There is still a sense of disbelief, however, as the Foxes have reached the quarter-finals of the Champions League, Europe’s premier competition.

“The Champions League has been great,” says Sammie. “We have to be ball-boys for the games and I will be doing that against Atletico Madrid in the home quarter-final next month.”

He has also been busy learning his trade on the field. “I’ve been training with the first team too, and that was scary,” he admits. “I had Riyad Mahrez telling me off, it was nerve-wracking.

“He was telling me to support him when he was making runs, telling me to make angles for him and give the ball back to him.”
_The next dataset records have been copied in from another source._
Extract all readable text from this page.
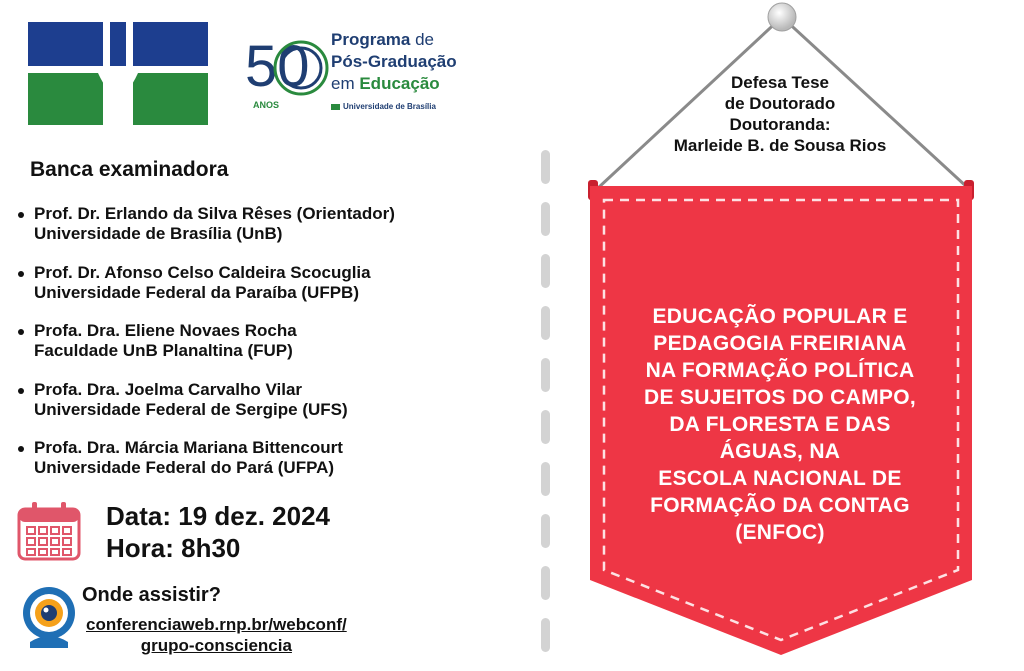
50
ANOS
Programa de
Pós-Graduação
em Educação
Universidade de Brasília
Banca examinadora
Prof. Dr. Erlando da Silva Rêses (Orientador)
Universidade de Brasília (UnB)
Prof. Dr. Afonso Celso Caldeira Scocuglia
Universidade Federal da Paraíba (UFPB)
Profa. Dra. Eliene Novaes Rocha
Faculdade UnB Planaltina (FUP)
Profa. Dra. Joelma Carvalho Vilar
Universidade Federal de Sergipe (UFS)
Profa. Dra. Márcia Mariana Bittencourt
Universidade Federal do Pará (UFPA)
Data: 19 dez. 2024
Hora: 8h30
Onde assistir?
conferenciaweb.rnp.br/webconf/
grupo-consciencia
Defesa Tese
de Doutorado
Doutoranda:
Marleide B. de Sousa Rios
EDUCAÇÃO POPULAR E
PEDAGOGIA FREIRIANA
NA FORMAÇÃO POLÍTICA
DE SUJEITOS DO CAMPO,
DA FLORESTA E DAS
ÁGUAS, NA
ESCOLA NACIONAL DE
FORMAÇÃO DA CONTAG
(ENFOC)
Sammie is allowed to come home to Tunbridge Wells for a weekend once a month, and admits that he misses his family.

He has two brothers: Jamie, 20, who is a student at Brighton University, and Finley, 10, who plays for Tunbridge Wells Ridgewaye Under-10s.

“I can get a bit homesick – but you’ve got to make sacrifices,” Sammie says with an impressive worldliness that matches his self-possession.

“We get a four-week break in the summer, then it’s back for pre-season. It’s a job really, it’s just like going to work.” But he’s not complaining.

What do his parents, Paul and Lucinda, think of his rapid rise? “They are thrilled for me. But they want to keep me grounded and level-headed.

“They don’t want me to go off the rails like some footballers do. My mum worries, she’s always calling or texting me, asking when I’m coming home.”

He adds: “My friends are really proud of what I’ve achieved, making the move from a non-league club like Maidstone.

“I even had a couple of young boys come up to me asking for autographs, which was strange.” It may be a sensation that he will have to get used to.

 

‘He’s got to keep his feet on the ground’ says dad Paul

BOY HE’S GOOD Sammie playing for Tunbridge Wells Foresters

Sammie’s father Paul McLeod says: “When he first kicked a football at the age of six, people’s jaws dropped. They were saying, ‘You’ve got something special here’.

“He went on a geography field trip with his school and he was up at 6am digging in the ground. He came back and said ‘I don’t want to do anything like that’.

“It made up his mind about what he wanted to do, and from that moment the quality of his football improved tenfold.

“It was a case of ‘you’ve been given a gift, work hard on it and see what happens’.

“The hard work starts now. He’s got to keep his feet on the ground.

“He’s already thinking about ordering his first Mercedes but I told him, ‘no you’re not, there’s a beaten-up old VW Polo on the drive, you can have that’.”